Un écolo dans la fosse
Le 18 octobre dernier, Jean-François Ménard s’est vu remettre la Médaille de distinction agronomique 2018. Il semble bien avoir été le seul surpris de recevoir cet honneur. Pourtant, il ne l’a pas volé. Depuis dix ans, l’agronome-conseil détenteur d’une maîtrise en environnement s’acharne à combattre l’empreinte climatique qui résulte des activités agricoles.
Déjà en 2007, le passionné d’environnement offrait des services-conseils dans le domaine des changements climatiques. Puis en 2009, il saute bravement dans la fosse aux… porcs. Après avoir conçu un système de toiles de recouvrement de fosses à lisier, Jean-François Ménard fonde Agritop. La toile thermo-soudée qu’il a développée permet en particulier aux producteurs de porcs de réduire à la fois leurs coûts de production et leur empreinte climatique.
Quand on sait qu’au Québec, on élève 7 millions de porcs qui produisent pas moins de 45 000 tonnes de méthane, ce n’est pas un petit exploit que de réussir à capter et de contenir ce gaz à effet de serre extrêmement nocif que dégagent les fosses à lisier. D’autant moins qu’en plus de sa toile, Jean-François a mis au point un système de brûleur qui permet de détruire sur place pas moins de 96% de ce gaz à effet de serre 25 fois plus nocif que le CO2.
Mais la beauté de son système ne s’arrête pas là. Sa membrane empêche aussi les odeurs de s’échapper, en plus d’éviter que l’eau et la neige ne s’introduisent dans les fosses. Cela permet aux producteurs de diminuer d’au moins 40 % la quantité de lisier à devoir transporter et épandre sur des terres. Avec les quelque 3000 fosses qui existent dans la seule région Chaudière-Appalaches où il s’est établi, voilà une diminution du nombre de tracteurs sur les routes qui ferait bien plaisir aux MRC.
Si l’écologiste de 59 ans est parvenu à faire s’écrouler le mur de scepticisme des producteurs porcins, il n’a, hélas, pas encore réussi à éliminer les tracasseries réglementaires et les embûches que le ministère de l’Environnement met sans cesse en travers de son chemin.

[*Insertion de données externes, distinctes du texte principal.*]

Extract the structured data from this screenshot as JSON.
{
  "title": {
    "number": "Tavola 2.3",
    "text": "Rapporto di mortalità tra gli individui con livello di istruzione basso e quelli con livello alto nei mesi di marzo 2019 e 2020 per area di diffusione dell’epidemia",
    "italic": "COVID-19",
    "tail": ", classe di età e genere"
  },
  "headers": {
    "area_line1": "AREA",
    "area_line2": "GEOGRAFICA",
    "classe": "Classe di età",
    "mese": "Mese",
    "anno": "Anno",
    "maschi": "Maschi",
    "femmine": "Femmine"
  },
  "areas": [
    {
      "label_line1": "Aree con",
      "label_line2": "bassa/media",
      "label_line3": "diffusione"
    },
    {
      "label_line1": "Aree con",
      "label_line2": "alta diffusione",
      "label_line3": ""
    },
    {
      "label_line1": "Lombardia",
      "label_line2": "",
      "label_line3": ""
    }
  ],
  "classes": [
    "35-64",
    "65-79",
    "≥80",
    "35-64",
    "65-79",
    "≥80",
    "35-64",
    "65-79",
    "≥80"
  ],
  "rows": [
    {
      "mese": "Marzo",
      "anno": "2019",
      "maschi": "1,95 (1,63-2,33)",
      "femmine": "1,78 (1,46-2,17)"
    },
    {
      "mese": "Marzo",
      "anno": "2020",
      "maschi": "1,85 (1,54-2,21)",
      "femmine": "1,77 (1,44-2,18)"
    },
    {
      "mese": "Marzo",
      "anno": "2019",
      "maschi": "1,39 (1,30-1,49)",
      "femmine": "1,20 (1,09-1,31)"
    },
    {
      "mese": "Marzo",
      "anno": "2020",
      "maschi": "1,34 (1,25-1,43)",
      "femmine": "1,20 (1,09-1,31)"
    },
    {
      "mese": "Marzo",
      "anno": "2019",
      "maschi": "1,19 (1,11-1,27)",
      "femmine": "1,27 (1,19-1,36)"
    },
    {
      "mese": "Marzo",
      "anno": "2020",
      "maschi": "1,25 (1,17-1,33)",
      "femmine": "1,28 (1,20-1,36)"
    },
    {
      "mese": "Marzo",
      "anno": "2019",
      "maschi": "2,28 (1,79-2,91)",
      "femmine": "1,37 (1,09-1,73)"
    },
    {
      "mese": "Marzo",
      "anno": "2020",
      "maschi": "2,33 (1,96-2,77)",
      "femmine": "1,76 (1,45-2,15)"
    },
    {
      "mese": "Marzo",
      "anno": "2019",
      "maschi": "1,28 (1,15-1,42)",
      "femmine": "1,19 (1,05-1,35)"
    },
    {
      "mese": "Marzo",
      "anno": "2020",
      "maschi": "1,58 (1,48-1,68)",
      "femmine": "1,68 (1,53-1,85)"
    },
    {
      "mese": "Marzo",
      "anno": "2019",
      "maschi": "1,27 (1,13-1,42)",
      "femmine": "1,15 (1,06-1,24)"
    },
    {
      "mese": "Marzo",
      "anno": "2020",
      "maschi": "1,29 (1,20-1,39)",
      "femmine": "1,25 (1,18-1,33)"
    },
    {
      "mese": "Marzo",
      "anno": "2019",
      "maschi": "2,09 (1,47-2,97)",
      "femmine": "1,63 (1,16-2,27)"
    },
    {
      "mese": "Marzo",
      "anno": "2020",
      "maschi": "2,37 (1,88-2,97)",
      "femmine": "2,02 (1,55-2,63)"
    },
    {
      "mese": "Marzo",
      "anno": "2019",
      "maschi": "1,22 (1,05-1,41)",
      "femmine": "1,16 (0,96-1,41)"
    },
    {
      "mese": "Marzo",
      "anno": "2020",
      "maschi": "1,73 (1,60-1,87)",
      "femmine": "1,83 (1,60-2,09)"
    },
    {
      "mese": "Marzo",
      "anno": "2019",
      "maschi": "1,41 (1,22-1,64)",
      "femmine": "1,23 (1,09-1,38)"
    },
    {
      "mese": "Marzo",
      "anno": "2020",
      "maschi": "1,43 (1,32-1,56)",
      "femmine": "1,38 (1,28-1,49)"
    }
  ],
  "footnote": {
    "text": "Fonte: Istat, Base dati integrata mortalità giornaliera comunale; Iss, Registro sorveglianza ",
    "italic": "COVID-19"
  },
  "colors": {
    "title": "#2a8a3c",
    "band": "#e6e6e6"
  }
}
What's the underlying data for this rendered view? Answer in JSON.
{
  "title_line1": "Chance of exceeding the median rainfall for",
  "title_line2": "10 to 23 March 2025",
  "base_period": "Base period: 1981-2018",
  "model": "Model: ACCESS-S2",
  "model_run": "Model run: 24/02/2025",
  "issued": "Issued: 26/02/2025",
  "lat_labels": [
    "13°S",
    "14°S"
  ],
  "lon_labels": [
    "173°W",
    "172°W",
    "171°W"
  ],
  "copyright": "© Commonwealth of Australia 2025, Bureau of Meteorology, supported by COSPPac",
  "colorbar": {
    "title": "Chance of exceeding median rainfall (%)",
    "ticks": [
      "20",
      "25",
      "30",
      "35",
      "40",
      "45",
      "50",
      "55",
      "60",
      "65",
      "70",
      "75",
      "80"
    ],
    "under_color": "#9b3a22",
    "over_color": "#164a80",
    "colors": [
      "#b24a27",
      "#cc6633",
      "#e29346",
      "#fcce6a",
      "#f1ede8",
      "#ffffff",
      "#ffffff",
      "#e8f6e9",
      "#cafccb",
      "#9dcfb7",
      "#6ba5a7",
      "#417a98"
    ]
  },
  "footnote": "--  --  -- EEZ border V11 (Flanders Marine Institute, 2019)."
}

« J’ai 35 ans d’environnement derrière la cravate. Ça fait huit ans que je travaille comme un forcené là-dessus. J’y ai investi des centaines de milliers de dollars. On a prouvé au ministère que ça marchait parfaitement, mais il a toujours de nouvelles exigences. Pour brûler le méthane dans un conduit d’un pouce et demi, on nous demande de remplir des formulaires comme si nous étions une aluminerie. J’ai une soixantaine de toiles installées sur des fosses à purin et dans mes calepins, j’aurais de la job pour les deux ou trois prochaines années, mais j’ai eu toutes les misères du monde à faire accepter l’installation de mes 18 premiers systèmes de brûleurs. Il en faudrait 200 !»
Devant la pugnacité du ministère de l’Environnement, Jean-François Ménard commence à perdre le goût de se battre. Alors que 8,3% de l’empreinte des gaz à effet de serre est attribuable au secteur agricole, Jean-François trouve absurde qu’à peine 0,4% de la cagnotte de 3,5 milliards du fonds vert y soit attribué. Sans cette aide, estime-t-il, les producteurs n’auront pas les moyens de contribuer à cet effort environnemental pourtant crucial. Bref, l’environnementaliste ne sera pas le premier à se plaindre de la gestion du Plan d’action sur les changements climatiques du Québec.